MSC Chair Ben Hobbs acknowledged that consumers could benefit if the utilities contracting for RA hold prices down because of monopsony market power and pass on those savings. But he said it is not clear that would happen because visibility into RA contract prices “is not exactly a strong point” in California’s market.
“RA contracts tend to be near some market-clearing level, but from an efficiency point of view, hearkening all the way back to the early days of the California market of pay-as-bid versus market-clearing price, folks who have been on the MSC have tended to favor [a] single market-clearing price for its transparency and incentives,” Hobbs said. “But you might have a point. If the utilities can price-discriminate on RA perhaps there will be less ability to do that in the future, which might conceivably increase what consumers pay and provide more of the inframarginal rents to resources.”
Castelhano also questioned CAISO’s presumption that the new capacity products would reduce some of the “guesswork” behind calculating the costs of RA contracts because income for RA resources would be based on actual short-run costs rather than on a longer-term estimation of those costs.

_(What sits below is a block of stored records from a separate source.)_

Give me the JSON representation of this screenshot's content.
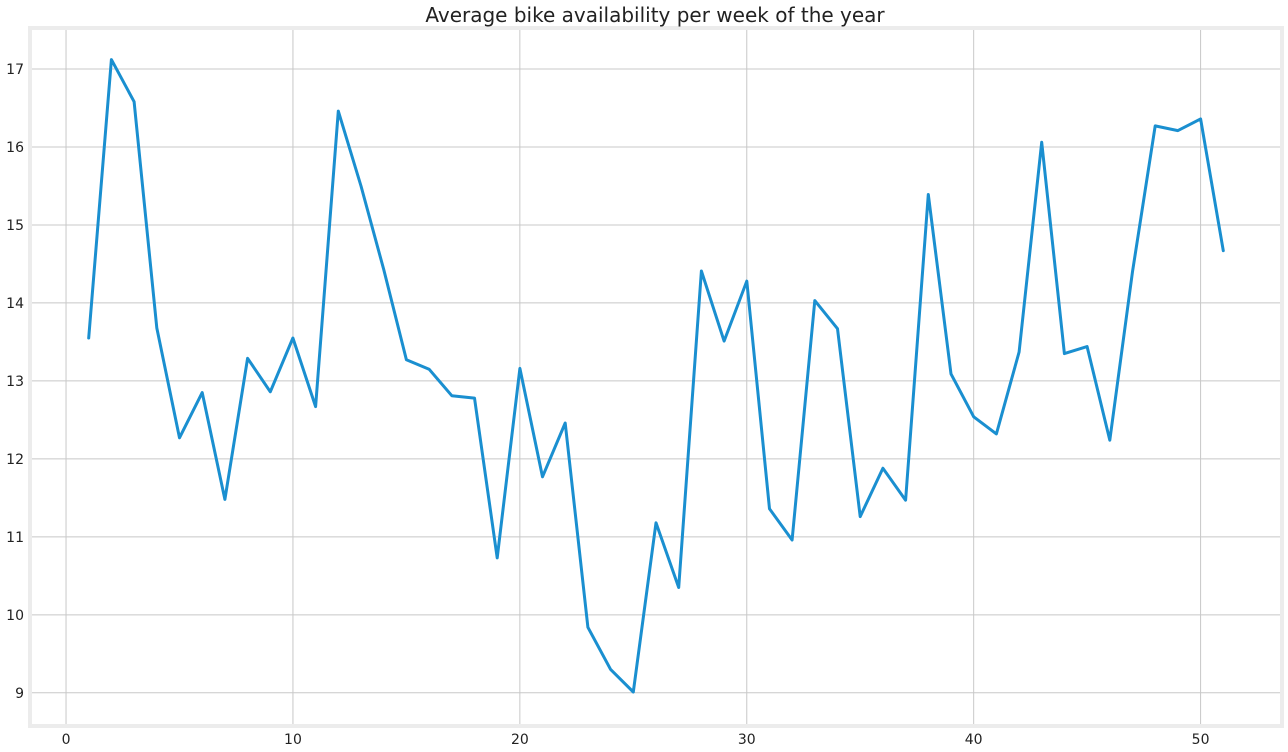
{
  "chart_data": {
    "type": "line",
    "title": "Average bike availability per week of the year",
    "xlabel": "",
    "ylabel": "",
    "xlim": [
      -1.5,
      53.5
    ],
    "ylim": [
      8.6,
      17.5
    ],
    "x_ticks": [
      0,
      10,
      20,
      30,
      40,
      50
    ],
    "y_ticks": [
      9,
      10,
      11,
      12,
      13,
      14,
      15,
      16,
      17
    ],
    "grid": true,
    "line_color": "#1a8fd0",
    "background_color": "#ffffff",
    "frame_color": "#ececec",
    "grid_color": "#c8c8c8",
    "series": [
      {
        "x": [
          1,
          2,
          3,
          4,
          5,
          6,
          7,
          8,
          9,
          10,
          11,
          12,
          13,
          14,
          15,
          16,
          17,
          18,
          19,
          20,
          21,
          22,
          23,
          24,
          25,
          26,
          27,
          28,
          29,
          30,
          31,
          32,
          33,
          34,
          35,
          36,
          37,
          38,
          39,
          40,
          41,
          42,
          43,
          44,
          45,
          46,
          47,
          48,
          49,
          50,
          51
        ],
        "values": [
          13.55,
          17.12,
          16.58,
          13.68,
          12.27,
          12.85,
          11.48,
          13.29,
          12.86,
          13.55,
          12.67,
          16.46,
          15.5,
          14.43,
          13.27,
          13.15,
          12.81,
          12.78,
          10.73,
          13.16,
          11.77,
          12.46,
          9.84,
          9.3,
          9.01,
          11.18,
          10.35,
          14.41,
          13.51,
          14.28,
          11.36,
          10.96,
          14.03,
          13.67,
          11.26,
          11.88,
          11.47,
          15.39,
          13.09,
          12.54,
          12.32,
          13.37,
          16.06,
          13.35,
          13.44,
          12.24,
          14.4,
          16.27,
          16.21,
          16.36,
          14.67
        ]
      }
    ]
  }
}
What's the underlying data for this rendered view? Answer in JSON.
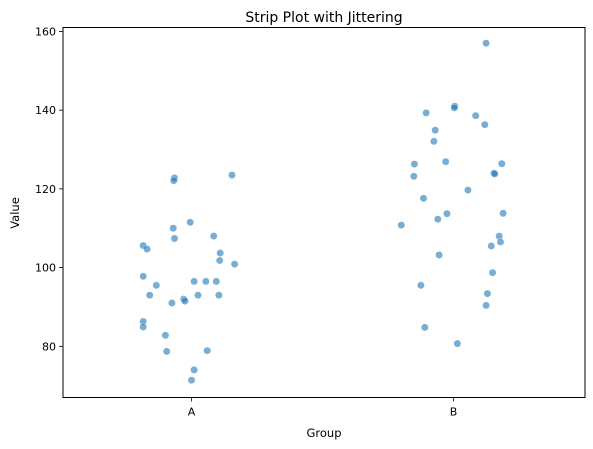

“My speculation is that it would go very much in the opposite direction because right now part of the RA contract depends on one variable stream of income from sales into the ISO market, and you’re going to create another possibly more variable stream of income,” he said.
Hobbs countered that the proposal’s provision allowing RA resources to buy out their must-offer obligation or bid costs in the ISO market would reduce the cost risks of having a fixed MOO negotiated far in advance of potential deliveries.
“I guess that needs some more analysis, but I don’t agree with what you’re saying there,” Hobbs said.
Castelhano concluded with “a really big concern” that CAISO is considering limiting the participation of energy storage resources in the imbalance reserve markets. He noted that the CPUC’s integrated resource planning process is assuming that storage resources will play a key role providing flexibility needed to integrate variable renewables.
“If [storage] resources are not able to participate in this imbalance reserve market, then I’m very concerned about that,” Castelhano said. “If we’re paying hourly dispatchable resources instead of the stuff that can move really fast, then that’s another concern.”